If this interaction sounds equally horrifying and frustrating, that’s probably because the legend was invented not that long ago by Japanese kids. And they did it so well, they actually got the cops involved in the whole thing. This is what happened:
The first newpaper coverage of the Kuchisake-onna, appearing in the Nagoya Times January 22 1979
Who You Gonna Call? The Police, Apparently
December 1978. That’s apparently when Japanese children first started warning each other about a tall, pale woman prowling their neighborhoods with scissors, a knife or a sickle, targeting kids and asking them questions with, seemingly, no good answers. Just young people making up stories out of boredom because the NES/Famicom hadn’t been invented yet, right? Definitely. But the adults took it seriously.
This was shortly after the much-publicized 1976 execution of serial killer Kiyoshi Okubo, whose youngest victim was only 16. So, when Japanese parents in the late 1970s started overhearing their children talking about a strange adult with a deadly weapon, maybe they remembered Okubo and thought it was better to be safe than sorry. In the end, many decided to contact the police.
It wasn’t a nationwide panic or anything like that, but some places, like Koriyama in Fukushima Prefecture and Hiratsuka in Kanagawa Prefecture, did dispatch units specifically to look for the suspicious woman with scissors — or a knife, or maybe a sickle — who might have been wearing a red coat. Or maybe it was yellow? Also, she might have actually been a man. It all depended on the child giving the police details of a story they heard from a friend who heard it from another friend, and so on and so forth. Needless to say, after months of investigating, the police … actually caught the Slit-Mouthed Woman?! Well, sort of.
In June or July 1979, they arrested a 25-year-old resident of Himeji, Hyogo Prefecture, for dressing up as Kuchisake-Onna and walking around with a knife. Details are scarce, but it seems that she was just playing the most ill-advised, non-YouTube-related prank in Japanese history. The newspapers declared the end of the Slit-Mouthed Woman panic, not realizing that it was just beginning. Telling kids that their imaginations have literally come to life is not the way to kill a story, after all. In fact, the Kuchisake-Onna urban legend remains a staple of Japanese schoolyard gossip to this day.
Ancient Origins
The myth of the Kuchisake-Onna actually originated during the Edo period (1603–1867). Only back then, the female yokai wasn’t that bad. She still had the horrifying slit-mouthed appearance — which in some myths did end up scaring someone to death — but much like in the Iyaya myth that we talked about before, the feudal Kuchisake-Onna mainly scared people as a prank.

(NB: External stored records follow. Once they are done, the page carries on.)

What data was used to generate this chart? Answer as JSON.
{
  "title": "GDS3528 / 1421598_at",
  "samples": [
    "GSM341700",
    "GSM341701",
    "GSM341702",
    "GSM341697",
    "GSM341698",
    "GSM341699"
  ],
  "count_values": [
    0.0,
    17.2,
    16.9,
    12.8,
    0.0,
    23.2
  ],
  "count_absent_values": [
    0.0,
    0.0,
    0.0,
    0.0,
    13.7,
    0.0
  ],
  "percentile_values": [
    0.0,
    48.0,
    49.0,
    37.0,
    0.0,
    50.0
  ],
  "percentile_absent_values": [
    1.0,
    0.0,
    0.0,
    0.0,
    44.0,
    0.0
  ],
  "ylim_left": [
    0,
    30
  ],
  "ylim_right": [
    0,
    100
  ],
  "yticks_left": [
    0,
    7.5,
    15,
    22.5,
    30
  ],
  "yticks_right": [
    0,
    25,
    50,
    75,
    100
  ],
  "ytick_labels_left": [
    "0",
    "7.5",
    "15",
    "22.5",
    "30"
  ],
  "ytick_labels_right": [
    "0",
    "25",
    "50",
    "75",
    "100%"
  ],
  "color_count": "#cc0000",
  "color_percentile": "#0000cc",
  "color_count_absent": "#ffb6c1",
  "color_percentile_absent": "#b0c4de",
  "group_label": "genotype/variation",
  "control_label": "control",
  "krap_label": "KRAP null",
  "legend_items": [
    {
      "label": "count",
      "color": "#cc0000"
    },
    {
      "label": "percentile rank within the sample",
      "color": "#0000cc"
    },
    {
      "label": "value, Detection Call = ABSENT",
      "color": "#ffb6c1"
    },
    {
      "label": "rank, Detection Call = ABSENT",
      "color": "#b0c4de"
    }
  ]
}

In many legends, the figure is revealed to actually be a shapeshifting magic fox in disguise, looking for a laugh on a boring night.
Back in 1978, specifically in Gifu, one kid picked up this story, and it set their mind ablaze. Giving it a bit of a modern update with the surgical mask and a touch of gore with the stabbing weapons (because Japanese kids can’t get enough gore in their entertainment), that one unnamed child started a tradition that’s been going strong for nearly half a century now. What did your kid ever do?
Are Schools and Reading To Blame?
Japan actually has a long tradition of inventing new ghost stories, possibly going as far back as the 17th century. But back then, the new yokai were crafted by literary clubs and gatherings of horror fans wanting to cool down with spine-chilling stories on hot summer nights. The new monsters came and went, and only a few ever broke out of their initial circle. But it took a while for them to enter the popular consciousness: News did not travel fast in those days. This is where 20th-century Japanese kids had the advantage.
It’s believed today that the killer version of the Slit-Mouthed Woman legend spread mainly through cram schools, which gather kids from different parts of the city — and therefore different schools — allowing stories to travel that much faster. The 20th century also had phones and TVs — plus magazines that not only jumped at the Kuchisake-Onna rumors but maybe inadvertently helped create them. Some researchers believe that the fascination with a demonic woman with a mutilated face was the result of internalized anxieties about one’s looks, fueled by the beauty and fashion magazines of the 1970s.
However it happened, it looks like the homicidal Kuchisake-Onna is here to stay. And, in case you ever run into her, she can apparently be stopped by vague answers to her questions (“You look so-so/average”), saying that you’re late and simply leaving, throwing candy or coins on the ground to distract her, yelling the word “pomade” three times, or tracing the kanji character for “dog” on your palm. Again, this is a story made up entirely by kids; it doesn’t have to make much sense.